Normally, I’d say that a 16-directional transit map is total overkill, seeing as most maps only have eight directions to move in and manage perfectly well, but this actually looks very striking and effective while probably also more closely conforming to the actual geography of the area. The legend is also excellent, clearly delineating currently operating, planned and under construction routes for all the transit modes.
I’m not so keen on the completely unnecessary angled labels for many of the stations: there’s plenty of room for horizontal labelling on this map (it’s okay for the street names to follow the direction of the road). The project logo is also pretty blandly generic and doesn’t really fit in with the stylish look of the map itself (Neutraface at work again!)
Our rating: Attractive and full of promise for the future — hugely important in trying to affect a change of mind-set regarding transportation options in a auto-reliant area like Texas (where — like large parts of the U.S. — the most popular new vehicle is a Ford F-150). Four stars!
(Source: Project Connect website)
Submission: Global Subway Spectrum
Submitted by Nick Rougeux, who says:
I’ve been following your blog for a little while now and have really enjoyed your posts on transit maps — both familiar and completely new to me. I’ve recently become interested in different ways of looking at maps from a data standpoint. I’ve attached a screenshot of a project I just released that I thought you or your readers may enjoy. It’s not a map or diagram but it’s a data visualization based on the colors used in all the official rapid transit diagrams from around the world and where they are on a global spectrum of colors.
Transit Maps says:
Quite simply, this is phenomenal work. Seeing how route colours are used by transit maps around the world is absolutely fascinating, and the number of ways that Nick presents the data is astounding. As a designer, I can see that this could be an invaluable tool for creating a colour palette for maps, although I wish that the charts included the RGB or Hex values for each colour for easy reference. I could easily lose track of time exploring this!
(Source: Nick’s Global Subway Spectrum website)
Official Map: Everything Old is New Again for the Madrid Metro
Over the weekend, Madrid rolled out a new map for its comprehensive Metro and light rail system. After six long and controversial years, the previous map (March 2012, 2.5 stars) — with everything reduced to severe 90-degree angles and very little spatial relationship to the real world — has been consigned to the dustbin.

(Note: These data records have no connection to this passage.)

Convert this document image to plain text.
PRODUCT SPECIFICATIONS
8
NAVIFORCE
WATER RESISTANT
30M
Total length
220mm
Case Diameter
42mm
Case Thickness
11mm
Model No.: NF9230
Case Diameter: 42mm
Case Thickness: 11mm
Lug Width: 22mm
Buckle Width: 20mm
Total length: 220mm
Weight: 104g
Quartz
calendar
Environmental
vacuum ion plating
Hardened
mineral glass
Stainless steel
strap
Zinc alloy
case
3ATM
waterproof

In its place, a new map that looks strangely familiar. The design of the map has returned in-house and Metro’s designers have obviously looked to the more traditional maps of the past for inspiration: the layout in the central part of Madrid is almost identical to the 1981 map, even taking into account new route lines.
The map also features the Metro’s new controversy: the renaming of Sol station as “Vodafone Sol”, with the telephone company’s logo and distinctive red featured prominently on the map at that location (right in the middle!). Apparently, the cost of producing new maps and brochures is funded by this measure, so we can’t really complain too much, I guess…

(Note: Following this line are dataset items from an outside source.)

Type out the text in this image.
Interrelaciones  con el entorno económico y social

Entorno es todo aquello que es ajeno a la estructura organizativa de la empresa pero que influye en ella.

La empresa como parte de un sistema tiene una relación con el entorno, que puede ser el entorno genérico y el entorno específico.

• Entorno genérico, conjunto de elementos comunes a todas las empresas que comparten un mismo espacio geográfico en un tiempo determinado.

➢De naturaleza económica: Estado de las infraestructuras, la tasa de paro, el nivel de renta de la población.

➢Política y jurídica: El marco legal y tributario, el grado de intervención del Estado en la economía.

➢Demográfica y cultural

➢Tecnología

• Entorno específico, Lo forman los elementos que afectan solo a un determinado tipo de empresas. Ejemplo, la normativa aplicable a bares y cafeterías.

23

Personally, I like this map much better than the previous one, although it’s not perfect by any stretch of the imagination. The treatment of terminus stations is clumsy and inconsistent, and the banded fare zones are too hard on the eye — much as they are on the current London Underground map. One thing I do miss from the previous map is the indication of how long (in minutes) transfers between platforms at the bigger interchange stations could take.
Our rating: A (welcome) blast from the past! Three-and-a-half stars.